China is building more renewable energy than the rest of the world combined. At this point there is no “let’s just reduce our emissions by 30% or so and hope things work out” plan that’s compatible with stopping worst-case outcomes, there is only a “let’s replace every single energy and fuel source with non-emitting ones on a ridiculously short timescale” plan. Insofar as we have a chance of doing that, it’s because of what China is doing right now.
To the extent that they’re using fossil fuels to build the infrastructure for this renewable tech, I’m completely fine with that. That’s much better than using it to build iPhones or consumer nonsense. Insofar as they’re building a renewable grid backed by modern dispatchable coal and they’re also building out massive storage manufacturing capability and their emissions are on track to decline, I’m also fine with that.
ETA: China’s emissions appear to be peaking and entering a structural decline. https://www.newscientist.com/article/2453703-clean-energy-ro...
China's emissions are continuing to climb sharply:
https://ourworldindata.org/explorers/co2?country=CHN~USA~IND...
The New Scientist article is terribly misleading. It suggests China's emissions have peaked because of a few months of reported stable numbers. What they don't tell you is that such periods have happened many times before. Between 2014-2016 Chinese emissions were stable or even fell slightly, according to their not very reliable data. Then it started climbing strongly again, even as US emissions dropped by a billion tonnes/year between 2008-2023.
So there's no evidence China is turning anything around or is on track to decline. You can't extrapolate a few months out to decades in the future, and the New Scientist should know that.
The analysis in New Scientist isn't based historical trends. It's a causal analysis based on the rapid deployment of new low-carbon generation on China's grid, which is being deployed at rates higher than expected demand. Of course you could be right -- maybe forward demand will be much higher than anticipated, or maybe all of those solar panels will turn out not to be plugged in or something. But you need to make a stronger argument for this than one that just casually glances at a historical time series.

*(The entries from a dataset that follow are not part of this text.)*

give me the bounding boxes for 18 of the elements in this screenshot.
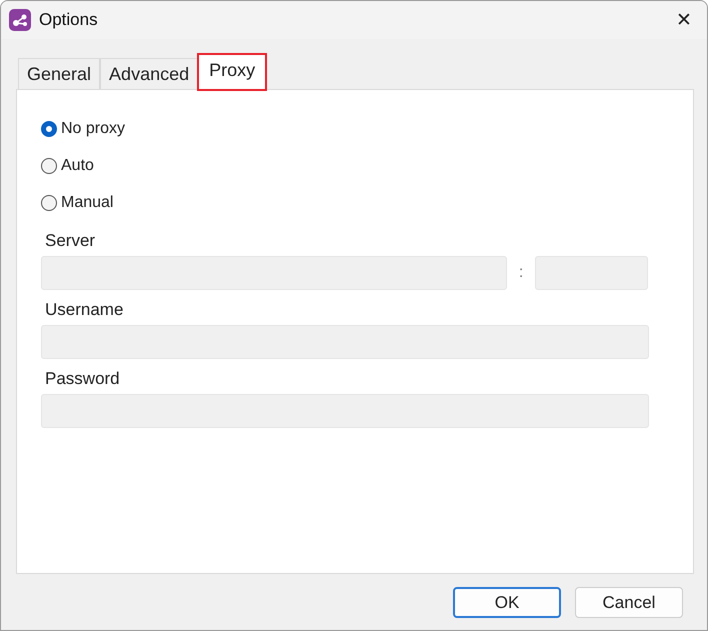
- window-title: Options: [39, 10, 99, 30]
- radio-option[interactable]: Auto: [41, 147, 94, 184]
- close-button[interactable]: ✕: [661, 1, 707, 39]
- tab[interactable]: General: [18, 58, 100, 89]
- radio-option[interactable]: Manual: [41, 184, 114, 221]
- field-label: Password: [45, 369, 121, 389]
- separator-text: :: [518, 264, 524, 282]
- tab[interactable]: Proxy: [198, 54, 266, 90]
- radio-icon[interactable]: [41, 158, 57, 174]
- field-label: Server: [45, 231, 96, 251]
- dialog-button[interactable]: OK: [453, 587, 561, 618]
- radio-option[interactable]: No proxy: [41, 110, 126, 147]
- field-label: Username: [45, 300, 124, 320]
- radio-icon[interactable]: [41, 120, 57, 136]
- app-icon: [9, 9, 31, 31]
- tab[interactable]: Advanced: [100, 58, 198, 89]
- dialog-button[interactable]: Cancel: [575, 587, 683, 618]
- radio-icon[interactable]: [41, 194, 57, 210]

Yes, but such stories have been pushed for many years. If we look at the period before the 2017+ rampup in emissions we can see the same sorts of talk about China's solar ramp:
https://www.google.com/search?q=china+solar+deployment&sca_e...
"China's Solar Surge Presents Future Opportunity"

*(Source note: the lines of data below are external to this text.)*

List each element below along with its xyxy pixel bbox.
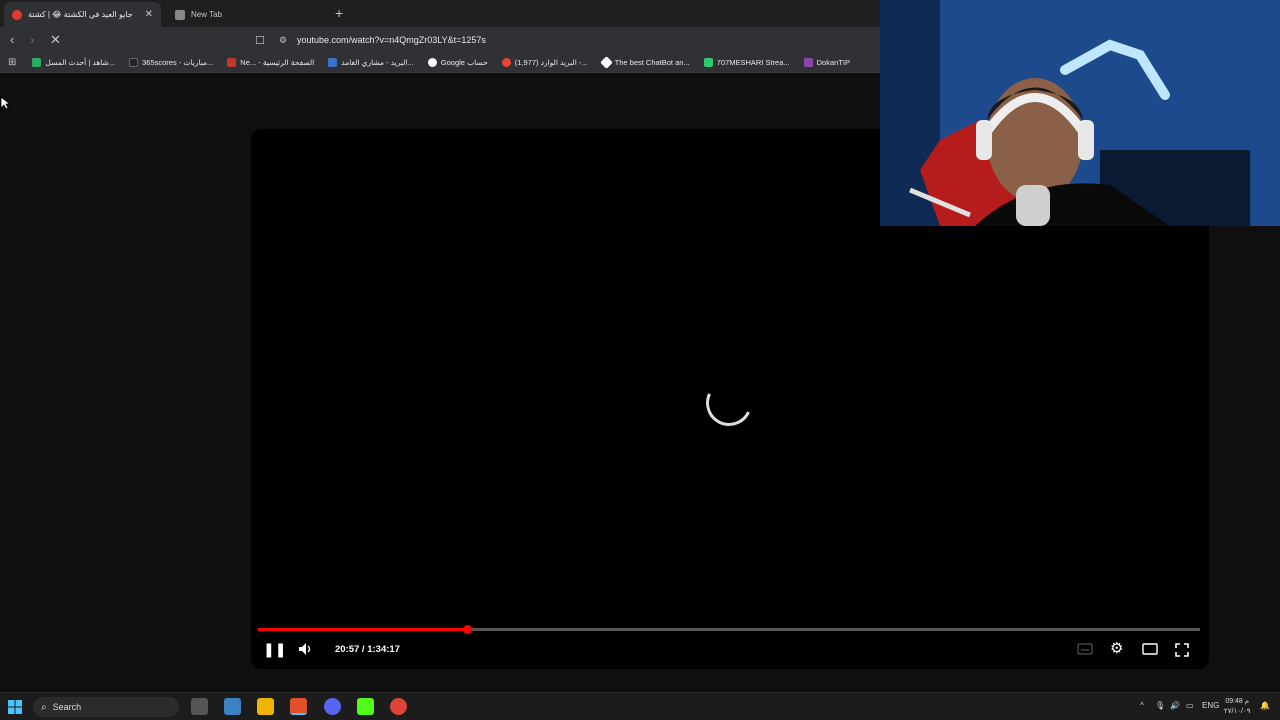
kick-icon <box>703 58 713 67</box>
bookmark-favicon-icon <box>32 58 42 67</box>
bookmark-item[interactable]: The best ChatBot an... <box>599 56 690 69</box>
theater-mode-icon[interactable] <box>1142 643 1158 655</box>
bookmark-icon[interactable]: ☐ <box>255 34 265 47</box>
stop-loading-icon[interactable]: ✕ <box>50 33 61 47</box>
taskbar-search[interactable]: ⌕ Search <box>33 697 179 717</box>
task-view-icon[interactable] <box>191 698 208 715</box>
notifications-icon[interactable]: 🔔 <box>1260 701 1270 710</box>
forward-icon[interactable]: › <box>30 33 34 47</box>
settings-gear-icon[interactable]: ⚙ <box>1110 641 1123 657</box>
search-icon: ⌕ <box>41 701 47 713</box>
shield-icon <box>175 9 185 20</box>
mouse-cursor-icon <box>0 96 10 110</box>
windows-start-icon[interactable] <box>8 700 22 714</box>
bookmark-item[interactable]: (1,977) البريد الوارد -... <box>501 58 588 67</box>
streamer-webcam-image <box>880 0 1280 226</box>
chrome-icon[interactable] <box>390 698 407 715</box>
youtube-favicon-icon <box>12 9 22 20</box>
tab-new-tab[interactable]: New Tab <box>167 2 327 27</box>
network-icon[interactable]: ▭ <box>1186 701 1194 710</box>
volume-icon[interactable] <box>298 642 314 656</box>
file-explorer-icon[interactable] <box>257 698 274 715</box>
new-tab-button[interactable]: + <box>335 5 343 21</box>
webcam-overlay <box>880 0 1280 226</box>
store-icon[interactable] <box>224 698 241 715</box>
bookmark-item[interactable]: DokanTIP <box>803 58 850 67</box>
time-display: 20:57 / 1:34:17 <box>335 644 400 655</box>
apps-grid-icon[interactable]: ⊞ <box>8 57 16 68</box>
windows-taskbar: ⌕ Search ^ 🎙 🔊 ▭ ENG 09:48 م ٢٧/١٠/٠٩ 🔔 <box>0 692 1280 720</box>
bookmark-item[interactable]: 365scores - مباريات... <box>129 58 213 67</box>
discord-icon[interactable] <box>324 698 341 715</box>
bookmark-item[interactable]: Ne... - الصفحة الرئيسية <box>227 58 314 67</box>
bookmark-favicon-icon <box>129 58 139 67</box>
address-bar[interactable]: ☐ ⚙ youtube.com/watch?v=n4QmgZr03LY&t=12… <box>255 30 895 50</box>
speaker-icon[interactable]: 🔊 <box>1170 701 1180 710</box>
google-icon <box>427 58 437 67</box>
progress-played <box>258 628 468 631</box>
site-info-icon[interactable]: ⚙ <box>279 35 287 46</box>
bookmark-favicon-icon <box>328 58 338 67</box>
pause-button[interactable]: ❚❚ <box>263 641 286 657</box>
subtitles-icon[interactable] <box>1077 643 1093 655</box>
bookmark-favicon-icon <box>803 58 813 67</box>
tab-youtube-video[interactable]: جايو العيد في الكشتة 😂 | كشتة ✕ <box>4 2 161 27</box>
bookmark-item[interactable]: شاهد | أحدث المسل... <box>32 58 115 67</box>
url-text: youtube.com/watch?v=n4QmgZr03LY&t=1257s <box>296 35 486 45</box>
chatbot-icon <box>599 56 613 69</box>
fullscreen-icon[interactable] <box>1175 643 1189 657</box>
clock[interactable]: 09:48 م ٢٧/١٠/٠٩ <box>1224 697 1250 717</box>
tab-title: جايو العيد في الكشتة 😂 | كشتة <box>28 10 133 19</box>
back-icon[interactable]: ‹ <box>10 33 14 47</box>
microphone-icon[interactable]: 🎙 <box>1155 701 1165 710</box>
bookmark-item[interactable]: البريد - مشاري الغامد... <box>328 58 414 67</box>
taskbar-search-label: Search <box>52 702 82 712</box>
progress-bar[interactable] <box>258 625 1200 634</box>
bookmark-item[interactable]: 707MESHARI Strea... <box>703 58 790 67</box>
tab-title: New Tab <box>191 10 222 19</box>
language-indicator[interactable]: ENG <box>1202 701 1219 710</box>
clock-time: 09:48 م <box>1225 698 1250 705</box>
tray-overflow-icon[interactable]: ^ <box>1140 701 1144 710</box>
close-tab-icon[interactable]: ✕ <box>145 9 153 20</box>
bookmark-item[interactable]: Google حساب <box>427 58 488 67</box>
kick-app-icon[interactable] <box>357 698 374 715</box>
brave-browser-icon[interactable] <box>290 698 307 715</box>
google-icon <box>501 58 511 67</box>
bookmark-favicon-icon <box>227 58 237 67</box>
clock-date: ٢٧/١٠/٠٩ <box>1224 708 1251 715</box>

"China ramps up renewable energy deployment"
"Why China Is Leading The World In Solar Power"
etc. Solar can't replace fossil fuels so it's not unexpected that Chinese emissions would continue to grow.
The difference during those earlier times was that the amount of generation installed was still relatively small. Those articles use the term “future” because the hypothesis was that if exponential trends persisted, eventually generation would start to rival growth in demand. That appears to be actually happening now.
And solar (and wind and nuclear) absolutely can replace fossil fuels. What they can’t do is replace 100% of fossil fuels until storage is cheap and plentiful. With expanded grid capacity and dispatchable fossil generation, a 90%+ low-carbon grid is entirely feasible.
> To the extent that they’re using fossil fuels to build the infrastructure for this renewable tech, I’m completely fine with that.
Building renewable tech is such a small percentage of chinese output. And besides, at a very small ~10-20% premium you can get far more efficient and durable solar panels from South Korea. And by doing so, you can buy your solar panels from a country that is past carbon peak.
Kinda, but we’re not really in a position to blame them right? To some extend, sure, but that’s easy to say when you’ve already got yours.
What does blame have to do with anything? Emissions are emissions.
Exactly: emissions are emissions. Reducing our own is just as good as other people reducing theirs. Plus then we can credibly badger others about their emissions, show them how to do it, and impose tariffs and sanctions when they don't.
The tone of the message feels kinda like ‘China bad, look at all those emissions’
It’s possible that was not the intent.
EU supports China economy by donting their products from EU citizen taxes. As EU citizen, you can ask donations for your new photovoltaic panels or EV up to 8000€.